Em outro local, os agentes aprendidos R$320 mil, US$ 10 mil, 7300 Euros e 930 libras e 7barras de ouro. No total, R$ 420 mil reais e US$ 250 mil foram apreendidos com os suspeitos. O grupo de atuação especial de combate ao crime organizado investigava havia dois anos, a quadrilha que cometia fraudes para sonegar impostos. Um dos alvos é uma empresa que processa soja, com sede na Vila Independência em Bauru.

“Na empresa cumprimos mandados de busca e apreensão de objetos como documentos e material de informática”, destacou o sargento Djalma Andrade. Em nota, assessoria de comunicação da empresa informou que medidas judiciais estão sendo tomadas para reverter a decisão da Justiça e provar, através de documentação anexada aos autos, que a empresa não tem nenhum envolvimento com as fraudes fiscais investigadas pelo Ministério Público.

Os policiais militares acompanharam a operação que teve apoio da Secretaria Estadual da Fazenda.

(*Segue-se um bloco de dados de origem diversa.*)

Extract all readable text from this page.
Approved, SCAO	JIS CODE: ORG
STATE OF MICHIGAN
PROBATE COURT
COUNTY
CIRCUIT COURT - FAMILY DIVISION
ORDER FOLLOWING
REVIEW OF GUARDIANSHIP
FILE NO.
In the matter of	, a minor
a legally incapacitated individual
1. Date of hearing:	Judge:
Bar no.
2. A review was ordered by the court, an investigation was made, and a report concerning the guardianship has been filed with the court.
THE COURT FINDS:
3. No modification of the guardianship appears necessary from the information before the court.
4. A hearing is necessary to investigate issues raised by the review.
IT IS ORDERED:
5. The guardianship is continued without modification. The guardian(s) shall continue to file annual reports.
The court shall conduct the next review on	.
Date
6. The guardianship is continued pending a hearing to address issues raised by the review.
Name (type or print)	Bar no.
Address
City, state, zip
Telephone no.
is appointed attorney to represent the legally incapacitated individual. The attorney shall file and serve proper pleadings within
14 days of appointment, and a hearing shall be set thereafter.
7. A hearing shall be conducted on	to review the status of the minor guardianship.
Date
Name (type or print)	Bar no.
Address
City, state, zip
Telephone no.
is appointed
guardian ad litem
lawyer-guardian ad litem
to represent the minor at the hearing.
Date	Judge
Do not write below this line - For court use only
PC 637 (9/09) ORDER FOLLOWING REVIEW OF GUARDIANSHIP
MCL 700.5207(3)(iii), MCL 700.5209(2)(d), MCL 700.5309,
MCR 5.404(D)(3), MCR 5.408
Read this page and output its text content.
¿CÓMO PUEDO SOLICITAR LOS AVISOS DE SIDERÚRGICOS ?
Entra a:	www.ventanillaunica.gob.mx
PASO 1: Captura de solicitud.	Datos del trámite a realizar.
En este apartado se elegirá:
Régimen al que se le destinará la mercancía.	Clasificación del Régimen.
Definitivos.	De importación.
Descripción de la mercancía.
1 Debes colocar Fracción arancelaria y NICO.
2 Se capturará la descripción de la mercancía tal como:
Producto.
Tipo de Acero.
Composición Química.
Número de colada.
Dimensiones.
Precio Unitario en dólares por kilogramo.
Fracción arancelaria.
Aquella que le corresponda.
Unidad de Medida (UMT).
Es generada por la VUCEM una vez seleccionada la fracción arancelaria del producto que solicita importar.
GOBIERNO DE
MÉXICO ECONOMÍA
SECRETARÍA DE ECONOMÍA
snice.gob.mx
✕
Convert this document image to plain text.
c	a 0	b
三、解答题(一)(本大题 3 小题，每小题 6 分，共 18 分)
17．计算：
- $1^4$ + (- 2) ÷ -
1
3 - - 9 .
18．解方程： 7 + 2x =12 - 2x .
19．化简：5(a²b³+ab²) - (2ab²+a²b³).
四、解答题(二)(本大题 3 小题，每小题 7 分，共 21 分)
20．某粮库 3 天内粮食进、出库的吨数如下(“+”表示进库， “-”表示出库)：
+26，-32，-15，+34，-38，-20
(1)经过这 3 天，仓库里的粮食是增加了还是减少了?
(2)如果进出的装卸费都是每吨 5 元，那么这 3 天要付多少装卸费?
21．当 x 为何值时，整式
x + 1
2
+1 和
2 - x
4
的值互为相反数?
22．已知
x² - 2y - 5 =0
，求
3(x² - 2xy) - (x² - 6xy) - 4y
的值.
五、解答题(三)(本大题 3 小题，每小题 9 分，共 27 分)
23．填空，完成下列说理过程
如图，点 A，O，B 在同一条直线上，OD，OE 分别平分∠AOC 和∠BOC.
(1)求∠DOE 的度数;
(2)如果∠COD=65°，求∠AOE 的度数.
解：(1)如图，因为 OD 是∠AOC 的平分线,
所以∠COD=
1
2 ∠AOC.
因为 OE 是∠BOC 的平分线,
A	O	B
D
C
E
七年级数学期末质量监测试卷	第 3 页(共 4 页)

Agentes também estiveram em condomínios de luxo da zona sul de Bauru, em busca de informações sobre supostos integrantes da quadrilha. A Operação Yellow contou com a participação de 60 agentes fiscais de rendas da Secretaria da Fazenda e 33 promotores de Justiça do Gaeco, além de policiais. A fraude, segundo a Secretaria, foi descoberta por fiscais da Delegacia Regional Tributária de Bauru.